Atanásio Mykonios
A sociedade construiu uma ideia difusa acerca da educação, da ciência e
do conhecimento. Ideia difusa porque há um elemento contraditório que marcou
historicamente ambas as esferas destas na forma de ação social a partir dos séculos XV, XVI,
XVII e os subsequentes. Mantemos, ou perseguimos aquela atitude iluminista, apostólica
e quase missionaria dessas dimensões. Essa pecha nos persegue até a atualidade.
Pensamos sempre que o conhecimento é libertador, que a vida pode ser melhor se
conhecermos mais e com mais profundidade. Aprendemos que a educação é um
processo civilizador por excelência, e a civilização implica a noção de que há quem
não seja civilizado se não passar pelo processo educacional que grassa atualmente. Essa condição também nos persegue continuamente,
imaginamos, sobretudo, que aqueles que não são educados ou que, ainda de modo
mais radical, não querem ser educados, serão lançados na condição de bárbaros, mas, o discurso sub-reptício é que não poderão ser incluídos no modo civilizatório do capitalismo. Essa
visão me parece muito recorrente em nossa sociabilidade. O conhecimento me
parece ser outro aspecto dessa moeda de troca entre as pessoas e a esfera ideológica
que mantém essas relações relativamente escamoteadas, sob a égide da dominação social. O conhecimento, desde os
gregos, tratava de trazer à luz o escondido, ver é conhecer, conhecer é,
fundamentalmente, ver – a luz nos coloca diante do que é, para aquém e além de
nós. A luz é a grande metáfora do processo do conhecimento. No entanto, mais uma vez, estamos imersos em contradições absurdas. Afinal,
o que deve ser conhecido? Quem determina o que deve ser conhecido, quem deve
afinal conhecer e em que condições se dá esse conhecimento? Não se trata de negar ou eliminar o conteúdo dialético que está no cerne do conhecimento, nem ao menos excluir o fato de que o conhecimento é um processo histórico com o qual o ser humano está imbricado até as suas entranhas. Não é possível, por outro lado, do ponto de vista fenomenológico, que
um ser humano em condições normais possa conhecer tudo, há que proceder a uma
escolha - no que concerne à objetividade desse processo. Mesmo que haja liberdade total, o leque do conhecido deverá ser submetido a
determinados critérios e objetivos. Não se conhece tudo, porque é necessária a
escolha para o conhecer.
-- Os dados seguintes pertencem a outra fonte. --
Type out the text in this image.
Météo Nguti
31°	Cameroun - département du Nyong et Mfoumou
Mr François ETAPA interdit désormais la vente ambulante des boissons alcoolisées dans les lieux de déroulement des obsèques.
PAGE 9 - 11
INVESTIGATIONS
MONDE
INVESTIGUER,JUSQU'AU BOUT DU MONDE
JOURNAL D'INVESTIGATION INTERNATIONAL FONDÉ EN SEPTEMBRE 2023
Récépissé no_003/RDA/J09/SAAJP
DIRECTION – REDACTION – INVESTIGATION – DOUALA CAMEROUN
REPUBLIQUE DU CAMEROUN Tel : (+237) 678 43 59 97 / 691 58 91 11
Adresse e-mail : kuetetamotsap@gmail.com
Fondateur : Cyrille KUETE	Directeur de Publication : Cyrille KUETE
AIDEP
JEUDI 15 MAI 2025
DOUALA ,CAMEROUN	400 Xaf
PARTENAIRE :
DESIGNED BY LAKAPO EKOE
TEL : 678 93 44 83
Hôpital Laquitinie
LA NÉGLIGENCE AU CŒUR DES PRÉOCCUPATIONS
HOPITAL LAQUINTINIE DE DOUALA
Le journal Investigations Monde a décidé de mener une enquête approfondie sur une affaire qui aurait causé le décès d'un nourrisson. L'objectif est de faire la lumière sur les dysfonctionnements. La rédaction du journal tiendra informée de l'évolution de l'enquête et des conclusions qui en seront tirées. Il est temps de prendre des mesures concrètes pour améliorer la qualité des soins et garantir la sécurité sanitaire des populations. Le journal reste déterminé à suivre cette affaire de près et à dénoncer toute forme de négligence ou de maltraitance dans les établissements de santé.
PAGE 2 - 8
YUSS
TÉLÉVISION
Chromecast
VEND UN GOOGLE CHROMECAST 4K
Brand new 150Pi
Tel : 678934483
Então, temos de nos perguntar, quem escolhe o que deve
ser conhecido? Se considerarmos o fato de que o conhecimento é também uma relação social, posso inferir, sem grandes elucubrações que a decisão sobre o
conhecido, sobre o ato de conhecer engendra poder político. Em outras palavras,
a sociedade decide que certos conhecimentos devem ser transmitidos e outros
deixados para momentos outros ou simplesmente deixados de lado – há prioridades no conhecimento. Portanto, outra
contradição se apresenta – estabelecida entre o conhecimento e a decisão política
acerca deste. Toda contradição pode nos colocar diante da alienação. O que isto
significa? Que ao não assumir a contradição, nos alienamos do processo de
enfrentamento desta mesma alienação, isto é, estamos apartados da relação que implica a contradição, ou melhor, a contra-adição . Pois bem, prossigamos. Chegamos a um dos
cernes da sociedade contemporânea – a ciência. Os primeiros pesquisadores da nova
forma de conhecimento imaginaram que esta seria o caminho para a libertação
total do homem, por meio da pesquisa, do desenvolvimento das capacidades
intelectuais do ser humano – capacidades objetivas e subjetivas –, do
enfrentamento de todo e qualquer dogmatismo, da superação da menoridade (como Kant denomina), etc. No entanto, essa carta de
boas intenções da ciência não durou muito. Gradativamente, a ciência foi
capturada pelo modo de produzir mercadorias e a sociedade produtora da valorização do próprio valor do capital se alastrou. Estado, capitalistas,
instituições, partidos, sindicatos, movimentos sociais, etc., (por razões históricas que me permito não aprofundar aqui) foram e continuam
a ser capturados pelo capital e pela forma social do valor-capital. Entramos na
terceira contradição, a que nos mostra que de um lado há a ideia pura da
ciência a favor da humanidade e a ciência que atua para garantir que os
concorrentes do capital conquistem o mercado. Estamos agora no interior de três
contradições engendradas pelo capitalismo. E para manter convergentes os dois
lados da contradição, desenvolvemos o discurso ideal acerca da educação, do conhecimento
e da ciência, porém, de forma ainda mais perversa, do ponto de vista histórico,
nutrimos e reproduzimos todos os mecanismos que estão na lógica interna do capitalismo. Educação, conhecimento e ciência são as faces de uma
realidade que nos domina e da qual não temos domínio algum, quem estipula as
condições, o que deve ser educado, conhecido e cientificizado é o capitalismo e
não a sociedade autônoma e emancipada. Nisto, vale lembrar que esse processo social ocorre de modo que o discurso acerca de está impregnado de uma pretensa emancipação dessas esferas, o que parece não conferir com a realidade. Dessa forma, é preciso não uma educação
que liberte, um conhecimento que emancipe e uma ciência que nos dê a compreensão
da natureza e das relações entre nós e o mundo. Essas dimensões têm um caráter histórico, consolidadas na trajetória humana, de modo que não poderemos jamais abrir mão daquelas. É preciso eliminar essa
forma-capital em sua totalidade antes de prosseguirmos. Também não podemos deixar de reconhecer, eminentemente, que todas as sociedades educaram e continuaremos a educar - não depende do capital essa ação humana, depende de si mesma, de suas condições sociais, materiais, de suas relações e necessidades. Assim, eu penso, honestamente, que não há
espaços para que esse trinômio ocorra em bases de libertação e emancipação
humanas, porque está atrelado às condições de produção social da
fábrica do valor-capital. O resto é apenas digressão e formalidades burocráticas.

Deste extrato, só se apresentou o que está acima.